A dense smog layer blanketed Delhi today, pushing multiple localities into the ‘severe’ AQI bracket. The spike is driven by winter meteorology—shallow mixing height, weak ventilation, and overnight inversion—compounded by traffic emissions and localized biomass burning. Morning commuters reported low visibility across corridors, while hospitals flagged a rise in respiratory discomfort among vulnerable groups.
Key Highlights:
- Air quality status: Over 10 areas registered ‘severe’ AQI, indicating hazardous exposure risks for sensitive and general populations.
- Meteorology at play: Calm winds and temperature inversion trapped pollutants, limiting dispersion and deepening the morning smog.
- NCR hotspots: Parts of Delhi, Noida, and Ghaziabad showed persistently poor-to-severe levels, extending the impact beyond city limits.

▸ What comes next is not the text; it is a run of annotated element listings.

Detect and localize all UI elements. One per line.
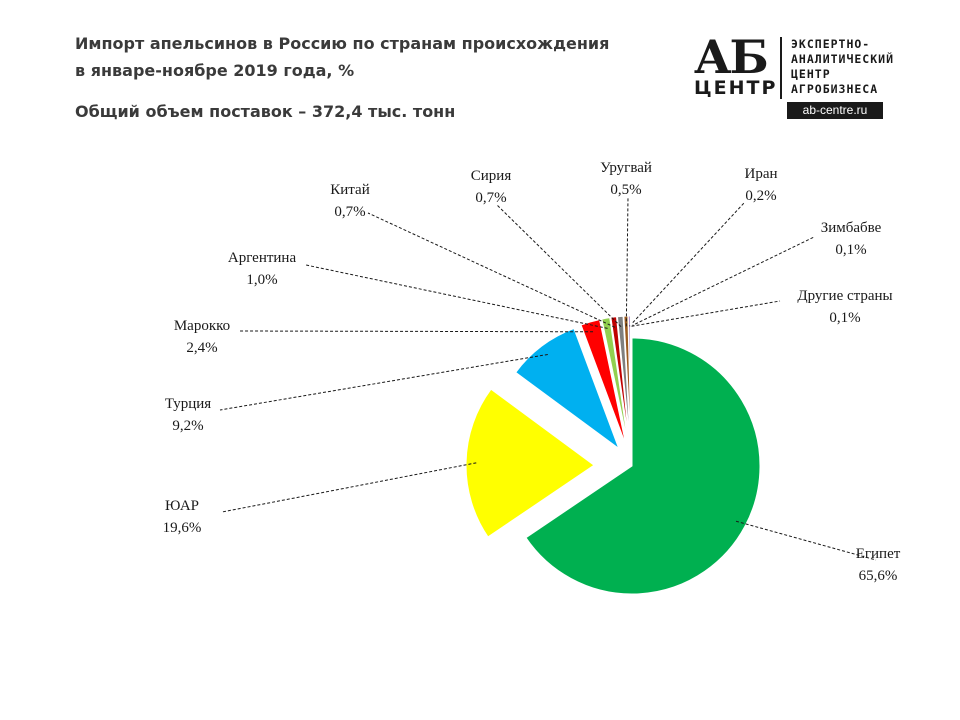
slice-name-label-9: Зимбабве bbox=[821, 220, 882, 236]
pie-slice-10 bbox=[630, 315, 633, 445]
slice-value-label-5: 0,7% bbox=[334, 204, 365, 220]
pie-slice-2 bbox=[515, 327, 620, 450]
slice-name-label-4: Аргентина bbox=[228, 250, 297, 266]
logo-separator bbox=[780, 37, 782, 99]
slice-value-label-1: 19,6% bbox=[163, 520, 202, 536]
logo-line4: АГРОБИЗНЕСА bbox=[791, 82, 879, 96]
logo-centr-text: ЦЕНТР bbox=[694, 77, 778, 99]
leader-line-3 bbox=[239, 330, 594, 333]
leader-line-5 bbox=[367, 212, 616, 328]
slice-value-label-7: 0,5% bbox=[610, 182, 641, 198]
chart-title: Импорт апельсинов в Россию по странам пр… bbox=[75, 30, 609, 84]
pie-slice-6 bbox=[616, 315, 631, 445]
slice-name-label-5: Китай bbox=[330, 182, 369, 198]
leader-line-9 bbox=[630, 236, 815, 327]
logo-line1: ЭКСПЕРТНО- bbox=[791, 37, 871, 51]
leader-line-1 bbox=[221, 462, 477, 513]
slice-name-label-1: ЮАР bbox=[165, 498, 199, 514]
leader-line-6 bbox=[496, 204, 622, 328]
slice-name-label-10: Другие страны bbox=[797, 288, 892, 304]
leader-line-8 bbox=[629, 202, 745, 327]
slice-value-label-6: 0,7% bbox=[475, 190, 506, 206]
pie-slice-5 bbox=[610, 316, 630, 445]
leader-line-10 bbox=[631, 300, 781, 327]
logo-ab-text: АБ bbox=[694, 30, 769, 84]
chart-title-line1: Импорт апельсинов в Россию по странам пр… bbox=[75, 34, 610, 53]
slice-value-label-2: 9,2% bbox=[172, 418, 203, 434]
slice-name-label-3: Марокко bbox=[174, 318, 230, 334]
slice-value-label-0: 65,6% bbox=[859, 568, 898, 584]
pie-slice-1 bbox=[465, 388, 595, 538]
slice-name-label-8: Иран bbox=[744, 166, 777, 182]
leader-line-4 bbox=[305, 264, 608, 329]
leader-line-2 bbox=[219, 353, 548, 411]
slice-value-label-4: 1,0% bbox=[246, 272, 277, 288]
chart-subtitle: Общий объем поставок – 372,4 тыс. тонн bbox=[75, 102, 456, 121]
pie-slice-0 bbox=[525, 337, 761, 595]
slice-name-label-6: Сирия bbox=[471, 168, 512, 184]
chart-title-line2: в январе-ноябре 2019 года, % bbox=[75, 61, 355, 80]
logo-line3: ЦЕНТР bbox=[791, 67, 831, 81]
slice-name-label-7: Уругвай bbox=[600, 160, 652, 176]
slice-name-label-2: Турция bbox=[165, 396, 211, 412]
leader-line-0 bbox=[735, 520, 877, 561]
logo-url: ab-centre.ru bbox=[787, 102, 883, 119]
ab-centre-logo: АБ ЦЕНТР ЭКСПЕРТНО- АНАЛИТИЧЕСКИЙ ЦЕНТР … bbox=[688, 33, 936, 119]
slice-name-label-0: Египет bbox=[856, 546, 901, 562]
leader-line-7 bbox=[625, 196, 629, 327]
slice-value-label-10: 0,1% bbox=[829, 310, 860, 326]
slice-value-label-8: 0,2% bbox=[745, 188, 776, 204]
slice-value-label-9: 0,1% bbox=[835, 242, 866, 258]
logo-line2: АНАЛИТИЧЕСКИЙ bbox=[791, 52, 895, 66]
slice-value-label-3: 2,4% bbox=[186, 340, 217, 356]
pie-slice-4 bbox=[601, 317, 629, 445]
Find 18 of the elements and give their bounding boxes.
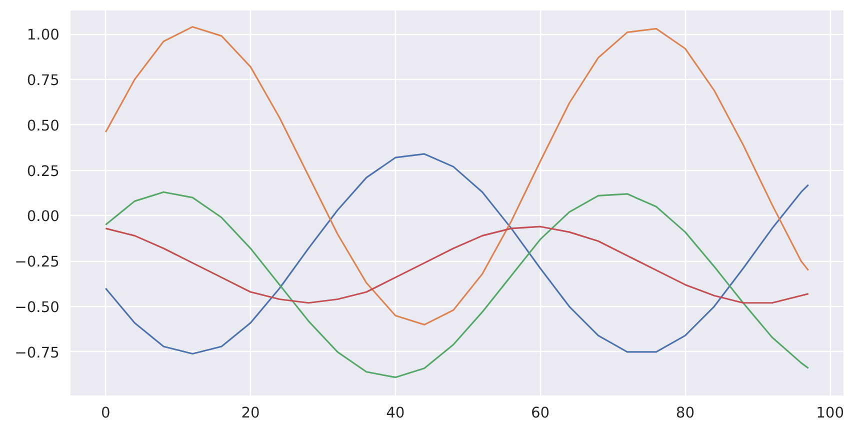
- y-tick-label: −0.75: [14, 344, 60, 362]
- line-series: [104, 153, 810, 355]
- line-series: [104, 191, 810, 378]
- line-series: [104, 226, 810, 304]
- y-tick-label: 1.00: [26, 26, 60, 44]
- x-tick-label: 80: [676, 404, 695, 422]
- y-tick-label: −0.50: [14, 299, 60, 316]
- y-tick-label: 0.75: [26, 72, 60, 90]
- line-series: [104, 26, 810, 326]
- y-tick-label: 0.00: [26, 208, 60, 226]
- y-tick-label: −0.25: [14, 254, 60, 271]
- y-tick-label: 0.25: [26, 162, 60, 180]
- x-tick-label: 40: [386, 404, 405, 422]
- x-tick-label: 0: [100, 404, 110, 422]
- x-tick-label: 100: [816, 404, 844, 422]
- y-tick-label: 0.50: [26, 117, 60, 134]
- x-tick-label: 60: [530, 404, 550, 422]
- x-tick-label: 20: [241, 404, 260, 422]
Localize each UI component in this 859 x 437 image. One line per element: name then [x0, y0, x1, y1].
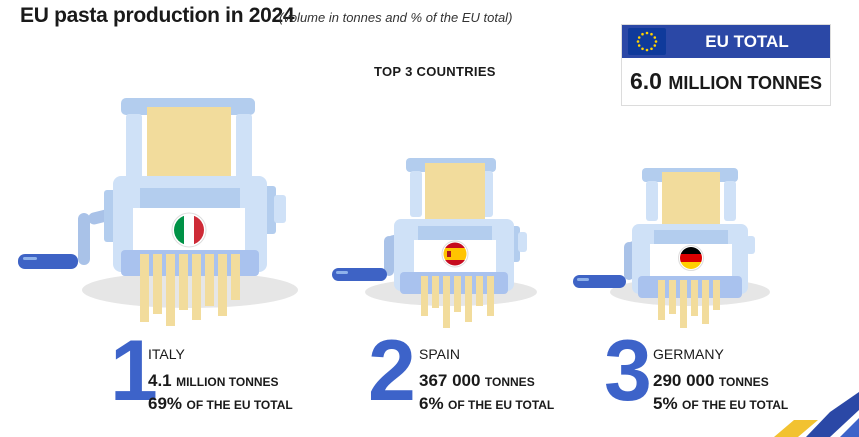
italy-volume-value: 4.1 — [148, 371, 172, 390]
pasta-machine-italy — [18, 98, 298, 326]
country-name-spain: SPAIN — [419, 346, 460, 362]
page-title: EU pasta production in 2024 — [20, 4, 295, 27]
rank-number-1: 1 — [110, 323, 158, 419]
pasta-machine-spain — [332, 158, 537, 328]
eu-total-value: 6.0 MILLION TONNES — [622, 68, 830, 95]
eu-total-unit: MILLION TONNES — [668, 73, 823, 93]
germany-share-value: 5% — [653, 394, 678, 413]
eu-flag-icon — [628, 28, 666, 55]
top3-heading: TOP 3 COUNTRIES — [374, 64, 496, 79]
spain-share-label: OF THE EU TOTAL — [448, 398, 555, 412]
spain-volume-unit: TONNES — [484, 375, 535, 389]
country-name-germany: GERMANY — [653, 346, 724, 362]
germany-volume: 290 000 TONNES — [653, 371, 769, 391]
italy-flag-icon — [171, 212, 207, 248]
spain-volume-value: 367 000 — [419, 371, 481, 390]
country-name-italy: ITALY — [148, 346, 185, 362]
spain-flag-icon — [441, 240, 469, 268]
germany-share: 5% OF THE EU TOTAL — [653, 394, 788, 414]
italy-share: 69% OF THE EU TOTAL — [148, 394, 293, 414]
spain-share: 6% OF THE EU TOTAL — [419, 394, 554, 414]
germany-volume-unit: TONNES — [718, 375, 769, 389]
rank-number-2: 2 — [368, 323, 416, 419]
germany-volume-value: 290 000 — [653, 371, 715, 390]
eu-total-box: EU TOTAL 6.0 MILLION TONNES — [621, 24, 831, 106]
italy-volume-unit: MILLION TONNES — [176, 375, 279, 389]
spain-share-value: 6% — [419, 394, 444, 413]
spain-volume: 367 000 TONNES — [419, 371, 535, 391]
germany-share-label: OF THE EU TOTAL — [682, 398, 789, 412]
italy-share-label: OF THE EU TOTAL — [186, 398, 293, 412]
eu-total-header: EU TOTAL — [622, 25, 830, 58]
page-subtitle: (volume in tonnes and % of the EU total) — [279, 10, 513, 25]
corner-decoration — [774, 392, 859, 437]
eu-total-number: 6.0 — [629, 68, 662, 94]
italy-share-value: 69% — [148, 394, 183, 413]
rank-number-3: 3 — [604, 323, 652, 419]
pasta-machine-germany — [573, 168, 770, 328]
germany-flag-icon — [678, 245, 704, 271]
italy-volume: 4.1 MILLION TONNES — [148, 371, 279, 391]
eu-total-label: EU TOTAL — [705, 32, 789, 51]
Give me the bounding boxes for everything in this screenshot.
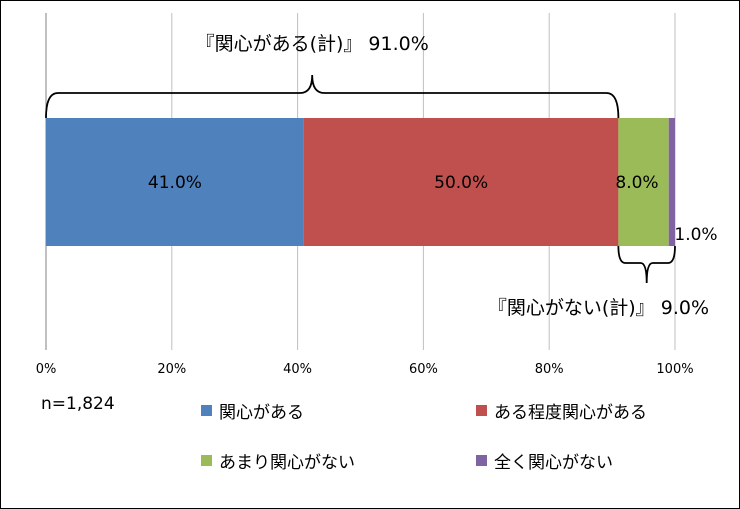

- Health advisory: Limit outdoor activity; use well-fitted masks; avoid strenuous exercise; prioritize indoor air filtration and ventilation discipline.
- Operations impact: Reduced visibility slowed traffic and logistics; authorities signaled readiness for graded response measures if conditions persist.
Delhi’s winter air episode underscores the need for coordinated action—tightening roadside enforcement, ramping up mechanical sweeping, accelerating clean fuel transitions, and transparent public advisories. Continued monitoring through the day will determine whether dispersion improves as wind speeds pick up.